What is Schema Weakening
A schema describes the shape of data in a data product. It provides constraints and assurances about what kind of data will be retrieved.
However, often you need to change the schema in the process of developing a data product.
What is a weak versus a strong schema change?
A schema change is a weakening of the schema if the change can not possibly invalidate any data which was present in the original schema.
Some examples of weakening include:
- Adding a new class that is not the parent of any existing class is always valid since there are no elements of this class.
- Adding a new optional property to a class is also permitted.
- Changing a required field to optional or set.
Schema weakening is often a desirable approach to schema change as we do not require alterations to any of our data. This can ensure a form of backward compatibility which can avoid problems in long term maintenance.
Using weakened schemas safely
The weakening approach also suggests an appropriate style for the consumption of data that is received by clients. The exact shape of a document should not be relied on, as new optional properties could be added, and required properties could be weakened to become optional.

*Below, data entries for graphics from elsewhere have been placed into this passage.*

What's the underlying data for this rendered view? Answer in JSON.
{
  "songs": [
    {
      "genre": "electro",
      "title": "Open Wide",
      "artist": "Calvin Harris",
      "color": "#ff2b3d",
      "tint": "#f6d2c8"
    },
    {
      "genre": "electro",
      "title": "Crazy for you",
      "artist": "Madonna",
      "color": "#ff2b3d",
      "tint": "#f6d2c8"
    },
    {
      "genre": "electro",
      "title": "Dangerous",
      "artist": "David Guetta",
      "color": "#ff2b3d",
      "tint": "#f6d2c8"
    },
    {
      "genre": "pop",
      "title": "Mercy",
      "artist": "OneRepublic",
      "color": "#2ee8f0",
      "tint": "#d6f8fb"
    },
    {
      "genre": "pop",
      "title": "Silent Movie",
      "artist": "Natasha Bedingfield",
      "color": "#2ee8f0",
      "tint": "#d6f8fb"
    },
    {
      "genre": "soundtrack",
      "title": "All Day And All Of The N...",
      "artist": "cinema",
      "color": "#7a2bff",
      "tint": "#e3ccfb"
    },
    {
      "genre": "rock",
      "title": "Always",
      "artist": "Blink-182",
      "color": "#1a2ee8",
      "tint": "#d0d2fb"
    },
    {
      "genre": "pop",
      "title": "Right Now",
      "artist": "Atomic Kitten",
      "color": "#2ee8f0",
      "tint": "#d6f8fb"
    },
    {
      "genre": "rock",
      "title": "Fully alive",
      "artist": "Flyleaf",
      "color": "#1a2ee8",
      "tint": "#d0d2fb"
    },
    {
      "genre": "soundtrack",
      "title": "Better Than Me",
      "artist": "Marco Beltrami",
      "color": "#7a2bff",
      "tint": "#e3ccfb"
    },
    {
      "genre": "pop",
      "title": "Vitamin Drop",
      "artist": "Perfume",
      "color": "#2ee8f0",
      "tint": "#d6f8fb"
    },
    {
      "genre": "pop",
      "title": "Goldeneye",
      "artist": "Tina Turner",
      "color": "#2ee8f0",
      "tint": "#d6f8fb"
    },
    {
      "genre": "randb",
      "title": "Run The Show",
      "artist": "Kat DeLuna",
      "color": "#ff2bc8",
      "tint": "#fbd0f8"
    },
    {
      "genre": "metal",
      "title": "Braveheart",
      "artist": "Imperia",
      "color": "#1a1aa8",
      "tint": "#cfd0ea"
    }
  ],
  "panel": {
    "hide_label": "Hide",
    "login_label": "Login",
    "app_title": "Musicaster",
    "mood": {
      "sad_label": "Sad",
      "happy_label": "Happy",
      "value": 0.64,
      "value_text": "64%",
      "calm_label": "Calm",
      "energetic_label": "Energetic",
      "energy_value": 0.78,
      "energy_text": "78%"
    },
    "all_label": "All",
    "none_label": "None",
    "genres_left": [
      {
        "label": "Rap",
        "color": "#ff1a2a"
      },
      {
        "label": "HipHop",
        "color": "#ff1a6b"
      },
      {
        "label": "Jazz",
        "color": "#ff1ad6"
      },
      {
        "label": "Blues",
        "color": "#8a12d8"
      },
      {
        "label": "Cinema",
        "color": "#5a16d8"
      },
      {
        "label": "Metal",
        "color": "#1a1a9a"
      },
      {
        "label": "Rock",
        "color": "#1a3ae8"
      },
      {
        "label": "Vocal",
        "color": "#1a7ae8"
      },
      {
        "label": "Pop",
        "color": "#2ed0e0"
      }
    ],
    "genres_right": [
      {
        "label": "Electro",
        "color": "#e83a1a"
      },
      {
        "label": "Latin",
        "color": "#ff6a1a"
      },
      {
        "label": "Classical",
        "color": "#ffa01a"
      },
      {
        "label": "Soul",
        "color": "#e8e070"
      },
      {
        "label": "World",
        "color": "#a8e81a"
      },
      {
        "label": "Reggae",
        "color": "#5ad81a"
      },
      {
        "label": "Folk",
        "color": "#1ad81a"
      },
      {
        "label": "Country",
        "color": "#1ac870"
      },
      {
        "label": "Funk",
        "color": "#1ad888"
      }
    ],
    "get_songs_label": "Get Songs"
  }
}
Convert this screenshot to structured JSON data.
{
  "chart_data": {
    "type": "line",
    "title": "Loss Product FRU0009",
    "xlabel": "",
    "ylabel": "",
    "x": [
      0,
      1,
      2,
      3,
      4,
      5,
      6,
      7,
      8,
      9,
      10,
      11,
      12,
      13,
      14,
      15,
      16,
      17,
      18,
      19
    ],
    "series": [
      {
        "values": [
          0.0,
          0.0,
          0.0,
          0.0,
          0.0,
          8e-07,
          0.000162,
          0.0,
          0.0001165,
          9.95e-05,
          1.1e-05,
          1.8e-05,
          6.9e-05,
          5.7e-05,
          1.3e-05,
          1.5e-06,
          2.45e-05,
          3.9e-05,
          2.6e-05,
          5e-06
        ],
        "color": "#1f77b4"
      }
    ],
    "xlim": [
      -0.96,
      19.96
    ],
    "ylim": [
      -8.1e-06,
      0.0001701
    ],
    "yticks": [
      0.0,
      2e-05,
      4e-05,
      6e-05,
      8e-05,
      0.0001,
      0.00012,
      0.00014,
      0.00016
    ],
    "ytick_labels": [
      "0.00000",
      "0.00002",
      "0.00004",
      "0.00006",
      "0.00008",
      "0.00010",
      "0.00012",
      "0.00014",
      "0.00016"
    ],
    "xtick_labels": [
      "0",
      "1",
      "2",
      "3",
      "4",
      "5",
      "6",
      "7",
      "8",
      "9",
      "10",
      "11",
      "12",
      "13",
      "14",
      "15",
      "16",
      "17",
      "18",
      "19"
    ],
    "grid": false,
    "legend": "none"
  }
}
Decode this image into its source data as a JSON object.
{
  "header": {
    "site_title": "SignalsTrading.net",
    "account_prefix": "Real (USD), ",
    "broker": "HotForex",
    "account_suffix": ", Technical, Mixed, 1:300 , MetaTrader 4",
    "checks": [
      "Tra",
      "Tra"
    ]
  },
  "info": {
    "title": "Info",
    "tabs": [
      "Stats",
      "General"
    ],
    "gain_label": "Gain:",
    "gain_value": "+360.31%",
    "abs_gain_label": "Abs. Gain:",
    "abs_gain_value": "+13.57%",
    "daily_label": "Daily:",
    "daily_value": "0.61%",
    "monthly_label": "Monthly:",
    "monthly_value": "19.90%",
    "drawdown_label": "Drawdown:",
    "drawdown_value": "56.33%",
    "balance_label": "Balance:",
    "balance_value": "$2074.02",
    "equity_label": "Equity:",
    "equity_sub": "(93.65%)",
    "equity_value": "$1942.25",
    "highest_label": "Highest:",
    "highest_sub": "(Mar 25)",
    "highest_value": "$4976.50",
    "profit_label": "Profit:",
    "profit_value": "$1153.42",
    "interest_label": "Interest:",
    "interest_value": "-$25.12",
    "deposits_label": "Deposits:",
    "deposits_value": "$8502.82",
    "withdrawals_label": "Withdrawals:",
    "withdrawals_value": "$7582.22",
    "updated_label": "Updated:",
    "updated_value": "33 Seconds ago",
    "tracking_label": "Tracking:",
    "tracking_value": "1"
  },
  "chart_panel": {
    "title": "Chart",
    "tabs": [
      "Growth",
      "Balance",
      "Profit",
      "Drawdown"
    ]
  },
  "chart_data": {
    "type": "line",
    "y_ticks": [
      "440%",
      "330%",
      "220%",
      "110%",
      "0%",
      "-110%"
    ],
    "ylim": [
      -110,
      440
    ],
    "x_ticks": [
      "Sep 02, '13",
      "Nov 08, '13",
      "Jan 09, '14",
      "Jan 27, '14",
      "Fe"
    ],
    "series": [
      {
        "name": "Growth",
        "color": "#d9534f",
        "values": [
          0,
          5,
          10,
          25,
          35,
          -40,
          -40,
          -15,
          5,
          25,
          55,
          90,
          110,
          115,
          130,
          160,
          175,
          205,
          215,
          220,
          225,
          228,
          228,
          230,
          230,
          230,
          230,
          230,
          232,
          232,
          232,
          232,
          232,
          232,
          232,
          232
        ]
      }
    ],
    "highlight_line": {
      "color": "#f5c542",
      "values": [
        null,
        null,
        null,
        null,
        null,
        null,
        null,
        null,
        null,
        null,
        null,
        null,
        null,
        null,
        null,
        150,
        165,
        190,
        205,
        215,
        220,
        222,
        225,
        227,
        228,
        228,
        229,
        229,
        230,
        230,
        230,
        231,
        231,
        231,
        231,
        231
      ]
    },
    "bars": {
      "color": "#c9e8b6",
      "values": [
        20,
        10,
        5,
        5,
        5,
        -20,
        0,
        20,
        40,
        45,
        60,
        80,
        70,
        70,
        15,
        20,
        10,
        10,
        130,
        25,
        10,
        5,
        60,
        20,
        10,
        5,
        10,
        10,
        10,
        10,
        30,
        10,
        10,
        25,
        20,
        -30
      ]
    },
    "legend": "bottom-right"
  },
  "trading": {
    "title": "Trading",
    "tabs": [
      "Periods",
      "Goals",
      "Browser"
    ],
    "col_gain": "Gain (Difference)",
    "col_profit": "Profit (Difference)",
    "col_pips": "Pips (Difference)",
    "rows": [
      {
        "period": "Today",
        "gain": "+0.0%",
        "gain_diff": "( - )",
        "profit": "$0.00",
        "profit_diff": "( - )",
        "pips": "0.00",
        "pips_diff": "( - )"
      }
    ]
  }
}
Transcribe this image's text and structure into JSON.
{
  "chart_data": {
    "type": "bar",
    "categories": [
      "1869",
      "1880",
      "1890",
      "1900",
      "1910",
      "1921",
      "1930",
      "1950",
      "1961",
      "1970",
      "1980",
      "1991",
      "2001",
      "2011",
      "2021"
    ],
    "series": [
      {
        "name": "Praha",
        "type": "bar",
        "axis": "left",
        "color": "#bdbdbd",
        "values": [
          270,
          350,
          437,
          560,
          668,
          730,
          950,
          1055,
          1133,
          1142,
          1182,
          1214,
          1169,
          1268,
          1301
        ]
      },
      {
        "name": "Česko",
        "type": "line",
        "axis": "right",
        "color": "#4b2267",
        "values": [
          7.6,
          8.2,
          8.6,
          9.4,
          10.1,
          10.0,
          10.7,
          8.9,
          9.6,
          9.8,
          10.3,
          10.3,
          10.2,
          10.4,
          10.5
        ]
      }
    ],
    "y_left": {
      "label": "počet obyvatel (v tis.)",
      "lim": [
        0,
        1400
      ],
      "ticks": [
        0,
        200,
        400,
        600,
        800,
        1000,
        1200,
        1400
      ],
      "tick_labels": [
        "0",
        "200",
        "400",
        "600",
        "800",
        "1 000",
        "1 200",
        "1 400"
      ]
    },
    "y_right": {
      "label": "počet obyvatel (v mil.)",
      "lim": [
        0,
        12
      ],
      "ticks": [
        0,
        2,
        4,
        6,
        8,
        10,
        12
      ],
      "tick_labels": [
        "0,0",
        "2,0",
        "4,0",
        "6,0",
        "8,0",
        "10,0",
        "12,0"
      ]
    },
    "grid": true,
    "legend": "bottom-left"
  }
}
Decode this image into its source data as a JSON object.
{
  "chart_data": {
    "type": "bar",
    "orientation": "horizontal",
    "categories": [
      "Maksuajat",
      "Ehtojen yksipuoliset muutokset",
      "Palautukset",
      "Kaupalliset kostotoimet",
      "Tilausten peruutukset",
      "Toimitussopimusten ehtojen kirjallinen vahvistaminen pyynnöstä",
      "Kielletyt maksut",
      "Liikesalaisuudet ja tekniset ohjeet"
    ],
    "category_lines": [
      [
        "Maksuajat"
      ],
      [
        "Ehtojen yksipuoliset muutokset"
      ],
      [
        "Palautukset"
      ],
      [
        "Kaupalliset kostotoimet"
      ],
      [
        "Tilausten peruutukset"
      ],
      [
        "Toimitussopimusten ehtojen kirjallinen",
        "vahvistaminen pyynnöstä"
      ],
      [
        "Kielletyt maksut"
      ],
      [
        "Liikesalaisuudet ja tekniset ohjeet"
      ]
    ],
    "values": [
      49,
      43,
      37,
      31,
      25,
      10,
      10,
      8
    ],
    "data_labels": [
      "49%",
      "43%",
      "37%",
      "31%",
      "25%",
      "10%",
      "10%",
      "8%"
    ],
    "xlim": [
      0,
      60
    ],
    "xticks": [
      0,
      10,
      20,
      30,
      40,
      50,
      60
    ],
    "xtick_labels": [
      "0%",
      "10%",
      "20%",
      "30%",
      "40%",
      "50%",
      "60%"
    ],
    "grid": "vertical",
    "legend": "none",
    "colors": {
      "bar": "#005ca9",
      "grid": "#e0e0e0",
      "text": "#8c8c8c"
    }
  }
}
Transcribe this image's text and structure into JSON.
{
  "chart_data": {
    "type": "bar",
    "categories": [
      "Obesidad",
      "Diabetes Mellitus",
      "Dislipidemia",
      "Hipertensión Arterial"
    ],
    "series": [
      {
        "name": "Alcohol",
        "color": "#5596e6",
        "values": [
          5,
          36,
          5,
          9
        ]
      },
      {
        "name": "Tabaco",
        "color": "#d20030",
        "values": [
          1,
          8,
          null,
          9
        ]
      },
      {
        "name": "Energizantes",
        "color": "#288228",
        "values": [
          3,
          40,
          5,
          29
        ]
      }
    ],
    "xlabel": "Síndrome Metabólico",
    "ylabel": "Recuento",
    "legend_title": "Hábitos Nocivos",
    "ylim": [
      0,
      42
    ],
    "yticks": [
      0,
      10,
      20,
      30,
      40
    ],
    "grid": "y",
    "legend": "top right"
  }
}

We should instead test for the existence of a field, before attempting to consume it, and we should avoid clients requiring fields that are not part of a key.
Why do schemas evolve?
Schema evolution can happen at various phases in data product development.
At the beginning of schema development, it is often the case that the schema evolves very rapidly as we try to capture the important information for consideration or change the way it should be represented.
In this phase it is common for schema changes to be strong, that is they require that the data, if it exists, to be modified.
If there is very little data it can sometimes be more convenient to delete the data and then alter the schema, to avoid schema violations. Alternatively, one can try to use schema migration to achieve the desired changes.
Later in schema evolution, there will be clients that rely on the shape of data, and any strong change will require filling data, deleting data, or modifying data which is associated with the existing schema. This strong change will require schema migration.
This also means that we need to pay special attention to keeping the two in sync. This can best be done by focusing on schema weakening, coupled with a defensive client style as described above.